Here are the facts. Around 2002 the South Carolina General Assembly deregulated the loss cost multiplier, the part of the premium calculation consisting of profit and all other insurance company expenses except for the actual claim payments (loss cost). The Legislature was told at that time that this deregulation would keep premiums down because of free market competition. Sound familiar?
But of course, that didn’t happen. The loss cost multiplier for all companies grew dramatically after that adding over $200 million in excess premiums to the system according to estimates of one influential state Senator, Glenn McConnell, after the SCSBCC brought the problem to his attention. In 2007, the law was changed to re-regulate the loss cost multiplier, which then started coming down for all companies along with premiums. Pretending that competition resulting from deregulation of the workers’ compensation insurance industry, or of any insurance for that matter, doesn’t protect the consumers from winking and nodding greed. Case closed.
But as for the industry’s complaint that defending proposed rate adjustments in court is too hard and time-consuming for them, I have a suggestion—only ask for rate adjustments you can justify with the data and it will be less likely to end up in a court fight.

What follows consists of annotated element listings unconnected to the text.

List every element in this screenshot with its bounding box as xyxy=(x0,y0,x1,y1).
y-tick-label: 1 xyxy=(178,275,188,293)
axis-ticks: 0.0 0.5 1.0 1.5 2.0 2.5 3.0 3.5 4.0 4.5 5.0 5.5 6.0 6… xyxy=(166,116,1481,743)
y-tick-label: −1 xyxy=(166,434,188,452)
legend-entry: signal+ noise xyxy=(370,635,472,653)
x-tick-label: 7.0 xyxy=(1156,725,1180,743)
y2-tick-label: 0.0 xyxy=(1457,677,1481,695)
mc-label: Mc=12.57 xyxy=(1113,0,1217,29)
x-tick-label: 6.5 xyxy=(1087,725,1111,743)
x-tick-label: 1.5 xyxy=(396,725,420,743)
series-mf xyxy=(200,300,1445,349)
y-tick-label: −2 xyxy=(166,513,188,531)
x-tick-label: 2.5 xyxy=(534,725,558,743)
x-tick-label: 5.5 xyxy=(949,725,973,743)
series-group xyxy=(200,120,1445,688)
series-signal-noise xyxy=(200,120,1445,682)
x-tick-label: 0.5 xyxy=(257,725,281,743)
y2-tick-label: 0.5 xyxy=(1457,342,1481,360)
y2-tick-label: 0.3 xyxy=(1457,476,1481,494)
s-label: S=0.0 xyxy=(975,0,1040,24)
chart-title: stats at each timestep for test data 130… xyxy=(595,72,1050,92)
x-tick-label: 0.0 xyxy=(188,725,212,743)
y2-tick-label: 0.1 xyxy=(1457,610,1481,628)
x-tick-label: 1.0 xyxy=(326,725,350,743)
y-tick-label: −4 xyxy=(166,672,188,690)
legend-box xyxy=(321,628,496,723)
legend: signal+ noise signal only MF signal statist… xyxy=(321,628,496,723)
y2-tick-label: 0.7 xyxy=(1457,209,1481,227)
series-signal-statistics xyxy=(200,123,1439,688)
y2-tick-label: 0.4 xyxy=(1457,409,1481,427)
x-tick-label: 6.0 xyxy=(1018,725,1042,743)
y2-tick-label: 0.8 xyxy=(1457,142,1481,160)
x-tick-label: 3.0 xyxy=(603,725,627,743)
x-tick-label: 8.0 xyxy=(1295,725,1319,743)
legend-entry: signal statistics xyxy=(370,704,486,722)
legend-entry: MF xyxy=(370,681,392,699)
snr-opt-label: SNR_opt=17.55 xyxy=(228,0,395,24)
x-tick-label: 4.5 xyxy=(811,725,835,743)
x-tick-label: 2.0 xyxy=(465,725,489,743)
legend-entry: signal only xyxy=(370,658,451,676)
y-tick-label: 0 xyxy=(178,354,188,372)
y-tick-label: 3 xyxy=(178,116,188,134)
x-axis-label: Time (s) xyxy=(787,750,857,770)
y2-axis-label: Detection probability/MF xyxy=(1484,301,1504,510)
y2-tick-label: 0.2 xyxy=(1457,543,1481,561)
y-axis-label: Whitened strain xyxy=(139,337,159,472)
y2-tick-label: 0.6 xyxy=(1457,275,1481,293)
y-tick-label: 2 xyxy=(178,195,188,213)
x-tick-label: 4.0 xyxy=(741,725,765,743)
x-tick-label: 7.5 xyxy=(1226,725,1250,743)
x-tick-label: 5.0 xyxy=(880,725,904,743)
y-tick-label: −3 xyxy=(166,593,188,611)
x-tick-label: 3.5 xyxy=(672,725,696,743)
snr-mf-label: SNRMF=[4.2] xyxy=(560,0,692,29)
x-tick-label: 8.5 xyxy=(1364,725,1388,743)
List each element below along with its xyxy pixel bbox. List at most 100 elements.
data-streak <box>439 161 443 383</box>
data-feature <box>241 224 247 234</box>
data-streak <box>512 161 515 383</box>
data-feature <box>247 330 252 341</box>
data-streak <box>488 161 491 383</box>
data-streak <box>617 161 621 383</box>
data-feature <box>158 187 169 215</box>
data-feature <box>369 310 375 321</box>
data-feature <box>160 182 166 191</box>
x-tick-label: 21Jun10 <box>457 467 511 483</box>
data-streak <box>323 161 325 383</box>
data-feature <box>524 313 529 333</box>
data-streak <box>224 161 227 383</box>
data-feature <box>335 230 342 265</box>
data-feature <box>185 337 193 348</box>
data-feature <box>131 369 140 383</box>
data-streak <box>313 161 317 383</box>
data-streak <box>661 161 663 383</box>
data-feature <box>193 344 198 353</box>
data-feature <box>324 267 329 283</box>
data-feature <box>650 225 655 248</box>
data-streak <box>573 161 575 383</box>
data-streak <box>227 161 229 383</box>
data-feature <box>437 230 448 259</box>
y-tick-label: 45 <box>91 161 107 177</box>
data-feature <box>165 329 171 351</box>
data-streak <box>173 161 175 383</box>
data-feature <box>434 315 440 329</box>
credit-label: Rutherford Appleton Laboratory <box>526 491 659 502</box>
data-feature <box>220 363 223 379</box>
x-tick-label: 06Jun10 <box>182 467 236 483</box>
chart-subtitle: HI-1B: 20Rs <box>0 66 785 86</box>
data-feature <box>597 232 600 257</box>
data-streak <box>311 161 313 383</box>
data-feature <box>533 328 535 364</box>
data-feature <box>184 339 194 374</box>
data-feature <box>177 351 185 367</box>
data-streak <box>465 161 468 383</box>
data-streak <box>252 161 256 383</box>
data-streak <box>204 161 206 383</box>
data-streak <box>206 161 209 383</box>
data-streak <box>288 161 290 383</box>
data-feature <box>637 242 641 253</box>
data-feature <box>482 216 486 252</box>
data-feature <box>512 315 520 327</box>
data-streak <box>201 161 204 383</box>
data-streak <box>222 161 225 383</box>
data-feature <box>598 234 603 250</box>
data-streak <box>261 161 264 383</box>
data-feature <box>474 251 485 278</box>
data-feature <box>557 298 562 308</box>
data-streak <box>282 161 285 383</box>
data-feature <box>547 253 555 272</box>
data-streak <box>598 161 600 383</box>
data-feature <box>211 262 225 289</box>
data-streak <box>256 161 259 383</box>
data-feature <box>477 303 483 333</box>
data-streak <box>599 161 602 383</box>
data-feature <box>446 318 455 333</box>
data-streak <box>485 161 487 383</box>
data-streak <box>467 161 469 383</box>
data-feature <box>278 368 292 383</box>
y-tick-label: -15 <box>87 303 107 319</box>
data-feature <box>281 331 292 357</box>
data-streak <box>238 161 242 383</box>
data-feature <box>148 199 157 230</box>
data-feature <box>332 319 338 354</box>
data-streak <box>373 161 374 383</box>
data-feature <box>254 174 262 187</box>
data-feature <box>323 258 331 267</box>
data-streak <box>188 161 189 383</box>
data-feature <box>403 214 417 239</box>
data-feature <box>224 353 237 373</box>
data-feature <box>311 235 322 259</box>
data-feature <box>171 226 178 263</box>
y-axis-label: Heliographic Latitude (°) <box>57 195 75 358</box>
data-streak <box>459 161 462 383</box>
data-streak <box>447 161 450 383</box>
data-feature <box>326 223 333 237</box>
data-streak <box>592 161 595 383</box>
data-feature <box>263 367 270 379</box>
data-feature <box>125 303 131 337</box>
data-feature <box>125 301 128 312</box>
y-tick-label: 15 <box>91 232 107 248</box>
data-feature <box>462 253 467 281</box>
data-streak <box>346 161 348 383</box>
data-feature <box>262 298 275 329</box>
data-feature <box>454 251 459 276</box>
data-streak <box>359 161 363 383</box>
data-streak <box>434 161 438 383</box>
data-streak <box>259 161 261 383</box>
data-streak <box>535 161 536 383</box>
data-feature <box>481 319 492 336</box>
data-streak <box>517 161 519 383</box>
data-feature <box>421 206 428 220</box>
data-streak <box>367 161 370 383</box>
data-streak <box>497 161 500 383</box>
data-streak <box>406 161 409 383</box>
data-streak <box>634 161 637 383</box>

In 2005, the NNCCI proposed an average 32.9% increase in workers’ compensation insurance loss cost rates. The SCSBCC went to Court with the state’s Consumer Advocate to fight this increase and propose only a 12.7% increase. The SCSBCC was the only business organization to fight the big increase in court. On Oct. 3, 2006, the Court issued an order supporting much of the position of the SCSBCC and Consumer Advocate. The Court ordered only an 18.4% increase, a 44% reduction from the industry proposed hike.
In December 2007, NCCI once again requested an increase in workers’ compensation loss costs of an average of 23.7%. And once again, the SCSBCC was the only business organization to intervene to oppose the increase. In May 2008, NCCI, the Consumer Advocate and the SCSBCC reached an agreement with NCCI and DOI for a 9.8% increase thus saving at least $130 million in premiums for small businesses.
The workers’ compensation insurance industry has an atrocious track record on rate increase requests. A file and use system the industry also proposes would simply let companies lock in excessive rates and force the Consumer Advocate to claw them back – a process that would take months. It is a terrible idea for small businesses.
But surely there is no need for the Consumer Advocate and organizations like the SCSBCC to intervene in a proposed rate reduction. Oh, yes there is.
After the colossal failure of the 2005 and 2007 giant rate hike requests, NCCI proposed an average rate decrease of 0.3 percent in 2009. But an average means that some individual classes went own and other went up—in this case almost half of the individual rates went up. SCSBCC and the Consumer Advocate should have had the right to intervene in this proposed average decrease not only to challenge the individual rate increases within the filing but also the proposed decreases. Based on our 2005 and 2007 experiences, we fully expect that the decreases should have been greater—we just didn’t have the opportunity to demonstrate this in the court. S.31 corrects this problem.
The Senators on the subcommittee gave S.31 and H.3111 favorable reports and sent them to the full committee where the fight against the insurance industry and their tears will resume.